Just saying that you might be getting into a bad spot trying to share one lisc. with 50 clients.

So what are your costs and budget? What are your goals? Can you go with used hardware? A refurbished mini from Apple is $500 so that brings you to $25K in hardware at the desktop. If you can go with G4 Minis you can drop the price even further. A G4 Mini with 1.4Ghz processor can be had for about $300 ($15K of hardware). I don't know but I have to imagine thats starting to get close to your thin client cost. As an education resource with a volume purchase you might be able to do some deals on any hardware or software needed.

Hope this helps.

CB

Alex Jurgensen wrote:
Hi,

It is not arguably for a comercial purpose
Honestly, I have arguably no other alternative but to abandon VO all together, and I am not going to do that. We need over 6000$ more just to get this off the ground as I have preposed, and we are not a paid team of staff, nor is our budget overfunded, but underfunded.
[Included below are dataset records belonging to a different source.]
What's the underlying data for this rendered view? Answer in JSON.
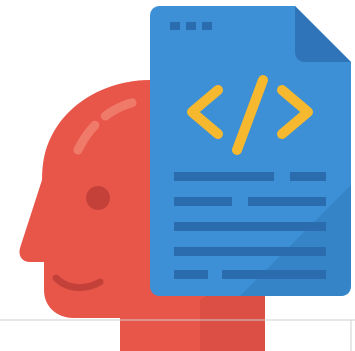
{
  "illustration": {
    "subject": "head-with-code-document-icon",
    "colors": {
      "head": "#e8564a",
      "head_shade": "#c4413a",
      "head_highlight": "#f07a6a",
      "document": "#3d8fd6",
      "document_fold": "#2f74b8",
      "document_shadow": "#2a6fb0",
      "document_lines": "#2a6cad",
      "code_symbols": "#f5b82e",
      "header_dots": "#2a6cad",
      "frame_line": "#cfcfcf"
    }
  }
}
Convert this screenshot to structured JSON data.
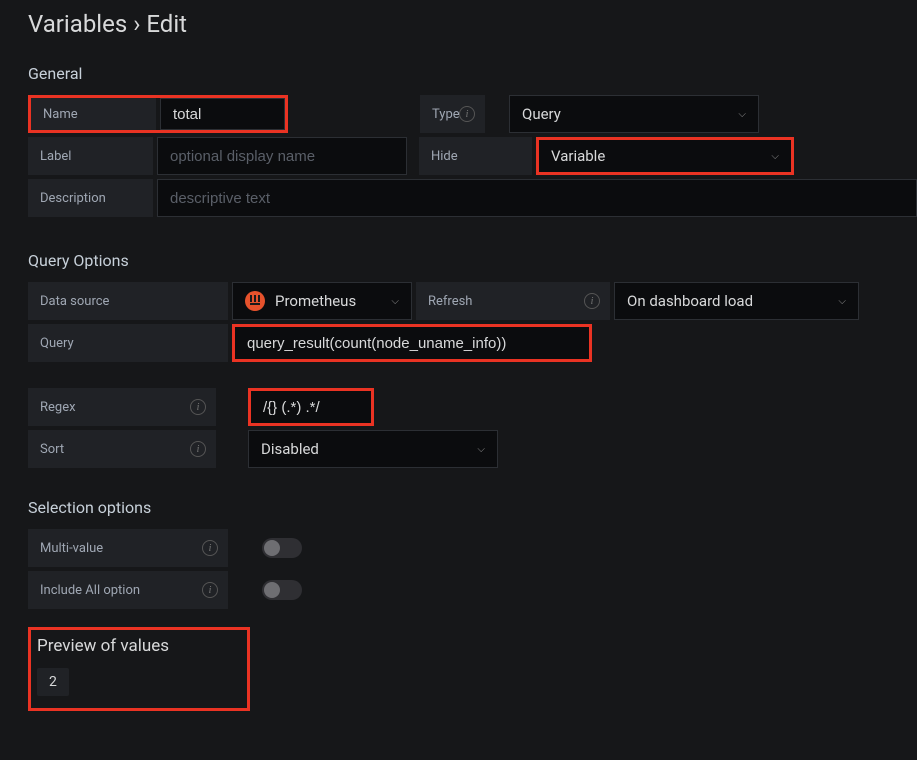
{
  "breadcrumb": "Variables › Edit",
  "sections": {
    "general": "General",
    "query_options": "Query Options",
    "selection_options": "Selection options"
  },
  "general": {
    "name_label": "Name",
    "name_value": "total",
    "type_label": "Type",
    "type_value": "Query",
    "label_label": "Label",
    "label_placeholder": "optional display name",
    "hide_label": "Hide",
    "hide_value": "Variable",
    "description_label": "Description",
    "description_placeholder": "descriptive text"
  },
  "query_options": {
    "ds_label": "Data source",
    "ds_value": "Prometheus",
    "refresh_label": "Refresh",
    "refresh_value": "On dashboard load",
    "query_label": "Query",
    "query_value": "query_result(count(node_uname_info))",
    "regex_label": "Regex",
    "regex_value": "/{} (.*) .*/",
    "sort_label": "Sort",
    "sort_value": "Disabled"
  },
  "selection_options": {
    "multi_label": "Multi-value",
    "include_all_label": "Include All option"
  },
  "preview": {
    "title": "Preview of values",
    "values": [
      "2"
    ]
  }
}
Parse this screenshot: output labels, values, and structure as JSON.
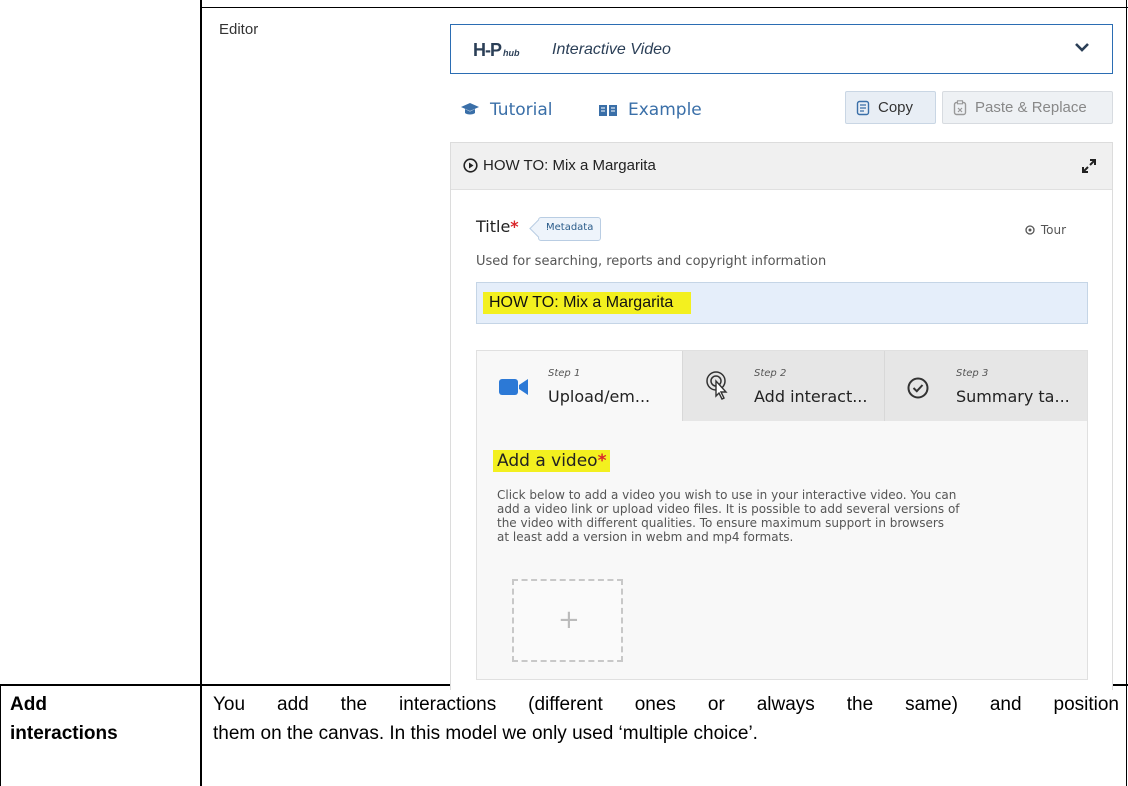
{
  "editor_label": "Editor",
  "hub": {
    "logo": "H-P",
    "logo_sub": "hub",
    "content_type": "Interactive Video"
  },
  "links": {
    "tutorial": "Tutorial",
    "example": "Example"
  },
  "buttons": {
    "copy": "Copy",
    "paste_replace": "Paste & Replace"
  },
  "panel": {
    "title": "HOW TO: Mix a Margarita"
  },
  "form": {
    "title_label": "Title",
    "required_mark": "*",
    "metadata_badge": "Metadata",
    "tour": "Tour",
    "title_description": "Used for searching, reports and copyright information",
    "title_value": "HOW TO: Mix a Margarita"
  },
  "steps": [
    {
      "num": "Step 1",
      "name": "Upload/em..."
    },
    {
      "num": "Step 2",
      "name": "Add interact..."
    },
    {
      "num": "Step 3",
      "name": "Summary ta..."
    }
  ],
  "video": {
    "heading": "Add a video",
    "description_lines": [
      "Click below to add a video you wish to use in your interactive video. You can",
      "add a video link or upload video files. It is possible to add several versions of",
      "the video with different qualities. To ensure maximum support in browsers",
      "at least add a version in webm and mp4 formats."
    ],
    "add_symbol": "+"
  },
  "table_row": {
    "label_line1": "Add",
    "label_line2": "interactions",
    "text_line1": "You add the interactions (different ones or always the same) and position",
    "text_line2": "them on the canvas. In this model we only used ‘multiple choice’."
  },
  "colors": {
    "accent_blue": "#3a6fa8",
    "highlight": "#f3f01f",
    "required_red": "#d9262b"
  }
}
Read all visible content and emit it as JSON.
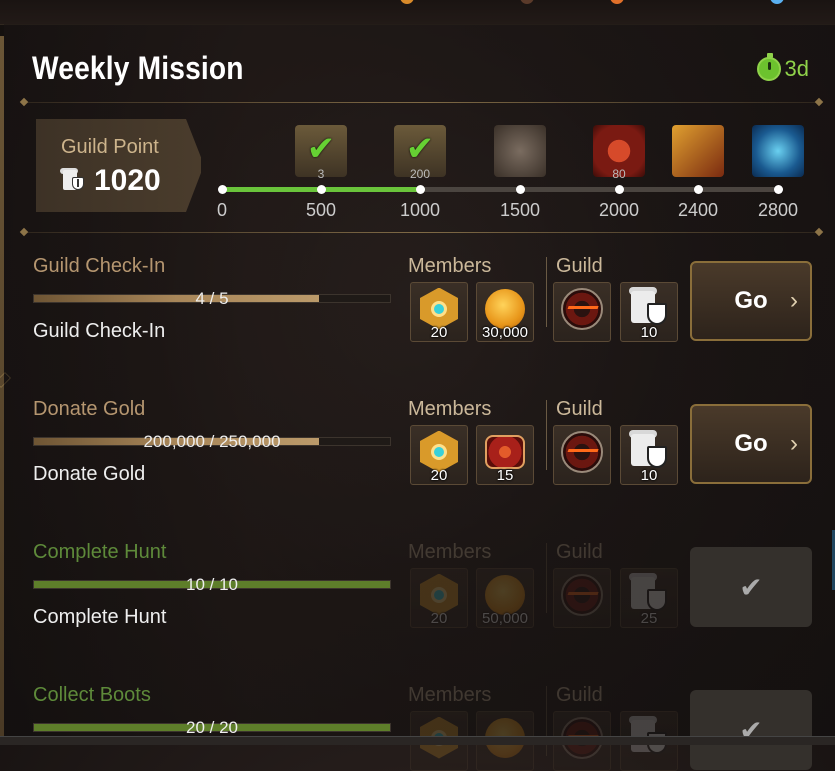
{
  "window": {
    "title": "Weekly Mission",
    "timer": "3d"
  },
  "guild_point": {
    "label": "Guild Point",
    "value": "1020",
    "progress_fraction": 0.3643
  },
  "milestones": [
    {
      "value": "0"
    },
    {
      "value": "500",
      "count": "3",
      "claimed": true,
      "icon": "check-reward-icon"
    },
    {
      "value": "1000",
      "count": "200",
      "claimed": true,
      "icon": "check-reward-icon"
    },
    {
      "value": "1500",
      "count": "",
      "claimed": false,
      "icon": "chest-icon"
    },
    {
      "value": "2000",
      "count": "80",
      "claimed": false,
      "icon": "ring-icon"
    },
    {
      "value": "2400",
      "count": "",
      "claimed": false,
      "icon": "boots-icon"
    },
    {
      "value": "2800",
      "count": "",
      "claimed": false,
      "icon": "blue-chest-icon"
    }
  ],
  "labels": {
    "members": "Members",
    "guild": "Guild",
    "go": "Go"
  },
  "missions": [
    {
      "title": "Guild Check-In",
      "progress_text": "4 / 5",
      "progress": 0.8,
      "desc": "Guild Check-In",
      "member_rewards": [
        {
          "icon": "medal-icon",
          "qty": "20"
        },
        {
          "icon": "gold-coin-icon",
          "qty": "30,000"
        }
      ],
      "guild_rewards": [
        {
          "icon": "lava-orb-icon",
          "qty": ""
        },
        {
          "icon": "guild-scroll-icon",
          "qty": "10"
        }
      ],
      "completed": false
    },
    {
      "title": "Donate Gold",
      "progress_text": "200,000 / 250,000",
      "progress": 0.8,
      "desc": "Donate Gold",
      "member_rewards": [
        {
          "icon": "medal-icon",
          "qty": "20"
        },
        {
          "icon": "ring-icon",
          "qty": "15"
        }
      ],
      "guild_rewards": [
        {
          "icon": "lava-orb-icon",
          "qty": ""
        },
        {
          "icon": "guild-scroll-icon",
          "qty": "10"
        }
      ],
      "completed": false
    },
    {
      "title": "Complete Hunt",
      "progress_text": "10 / 10",
      "progress": 1.0,
      "desc": "Complete Hunt",
      "member_rewards": [
        {
          "icon": "medal-icon",
          "qty": "20"
        },
        {
          "icon": "gold-coin-icon",
          "qty": "50,000"
        }
      ],
      "guild_rewards": [
        {
          "icon": "lava-orb-icon",
          "qty": ""
        },
        {
          "icon": "guild-scroll-icon",
          "qty": "25"
        }
      ],
      "completed": true
    },
    {
      "title": "Collect Boots",
      "progress_text": "20 / 20",
      "progress": 1.0,
      "desc": "",
      "member_rewards": [
        {
          "icon": "medal-icon",
          "qty": ""
        },
        {
          "icon": "gold-coin-icon",
          "qty": ""
        }
      ],
      "guild_rewards": [
        {
          "icon": "lava-orb-icon",
          "qty": ""
        },
        {
          "icon": "guild-scroll-icon",
          "qty": ""
        }
      ],
      "completed": true
    }
  ],
  "colors": {
    "accent_green": "#8fd24a",
    "progress_green": "#6ac43b",
    "gold_border": "#8a6e3a"
  }
}
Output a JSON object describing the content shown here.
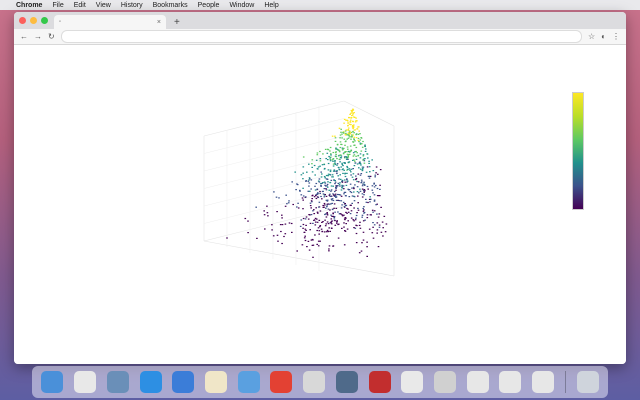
{
  "menubar": {
    "app_name": "Chrome",
    "items": [
      "File",
      "Edit",
      "View",
      "History",
      "Bookmarks",
      "People",
      "Window",
      "Help"
    ]
  },
  "browser": {
    "tab_title": "",
    "address": ""
  },
  "plot": {
    "title": "",
    "colorbar_ticks": [
      "",
      "",
      "",
      "",
      ""
    ]
  },
  "dock": {
    "icons": [
      {
        "name": "finder",
        "color": "#4a90d9"
      },
      {
        "name": "photos",
        "color": "#e8e8e8"
      },
      {
        "name": "app-3",
        "color": "#6a8fb8"
      },
      {
        "name": "safari",
        "color": "#2d8fe3"
      },
      {
        "name": "app-5",
        "color": "#3b7dd8"
      },
      {
        "name": "preview",
        "color": "#f0e6c8"
      },
      {
        "name": "app-7",
        "color": "#5aa0e0"
      },
      {
        "name": "chrome",
        "color": "#e34133"
      },
      {
        "name": "app-9",
        "color": "#d8d8d8"
      },
      {
        "name": "app-10",
        "color": "#4f6a8a"
      },
      {
        "name": "app-11",
        "color": "#c22e2e"
      },
      {
        "name": "app-12",
        "color": "#e9e9e9"
      },
      {
        "name": "app-13",
        "color": "#d0d0d0"
      },
      {
        "name": "app-14",
        "color": "#e7e7e7"
      },
      {
        "name": "app-15",
        "color": "#e7e7e7"
      },
      {
        "name": "app-16",
        "color": "#e7e7e7"
      },
      {
        "name": "trash",
        "color": "#cfd4dc"
      }
    ]
  },
  "chart_data": {
    "type": "scatter",
    "title": "",
    "colormap": "viridis",
    "colors": [
      "#fde725",
      "#5ec962",
      "#21918c",
      "#3b528b",
      "#440154"
    ]
  }
}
I appologize, but I don't see what else can be done.

Thanks,
Alex,



On 29-Jan-09, at 7:25 AM, Chris Blouch wrote:

Yup, this is more typical. I know with Citrix servers many of the licenses had to be special multi-seat versions. At the same time, using this for education would probably get you a good discount in addition to the volume license discount. In particular is this clause in their license agreement:

You may use the programs and manuals on a single computer and copy the programs for back up purposes in support of your use of the programs on a single computer, provided all copyright and other proprietary notices are included on such copy, and true and accurate records of such copy are kept. The term "Use", used above, shall not include the right to replicate, redistribute, broadcast or perform in public the sound files generated by the ACAPELA Text-to-speech technologies for commercial purposes. This specific type of use of ACAPELA TTS technology is subject to a separate licensing agreement.

I think they could reasonably argue that you're not using it on just one computer and/or you are redistributing/broadcasting (to your thin clients) the audio generated by the software.

CB

E.J. Zufelt wrote:
I'm not familiar with the voices that you're using. But I'd read the lisence carefully, I bet that it is a per seat / user lisence, not a per computer lisence.

Everett


On 29-Jan-09, at 12:25 AM, Alex Jurgensen wrote:

Hi,

No, because it is on one Mac, not fifty.

Thanks,
Alex,


On 28-Jan-09, at 8:19 PM, E.J. Zufelt wrote:

Good evening,

Wouldn't you still need 50 lisences if the voice was being used by 50 users?

Everett


On 29-Jan-09, at 12:02 AM, Alex Jurgensen wrote:

Hi,

The IBM's use Ubuntu via the LTSP project. It is cheaper than putting 50+ Mac Mini's because the maintance would be high.

Also, we are planning to buy one lisence of Infovox's Spanish Voice for use by all the students.

Thanks,
Alex,


On 28-Jan-09, at 8:13 AM, Chris Blouch wrote:

I haven't seen a Citrix-like solution for the Mac but I've been out of the enterprise space for some time. Are you sure it will be a lower cost than just putting 50 Mac Minis without screens in place? How do the thin clients work? You might be dependent on IBM for a solution since it's their clients that need to share to the Mac server.

CB

Alex Jurgensen wrote:
Hi,

I am looking at setting up a computer lab for Visually Impaired students. It is Voiceover/Linux Driven, and any assistance is greatly appreciated. A list of hardware i below:

50+ IBM Thin Clients
1 network server (possibly virtual)
1 Mac Pro with eight cores and 16 GB RAM.

Now my question is that I need to setup virtual sessesions from each TC to the Mac to use Voiceover. The problem is that the only software that will do that is FreeNX which isn't available for the Mac yet. Is there any solutions. FreeNX will include support for Mac in version 4.0, but in the meantime I would appreciate any free solutions.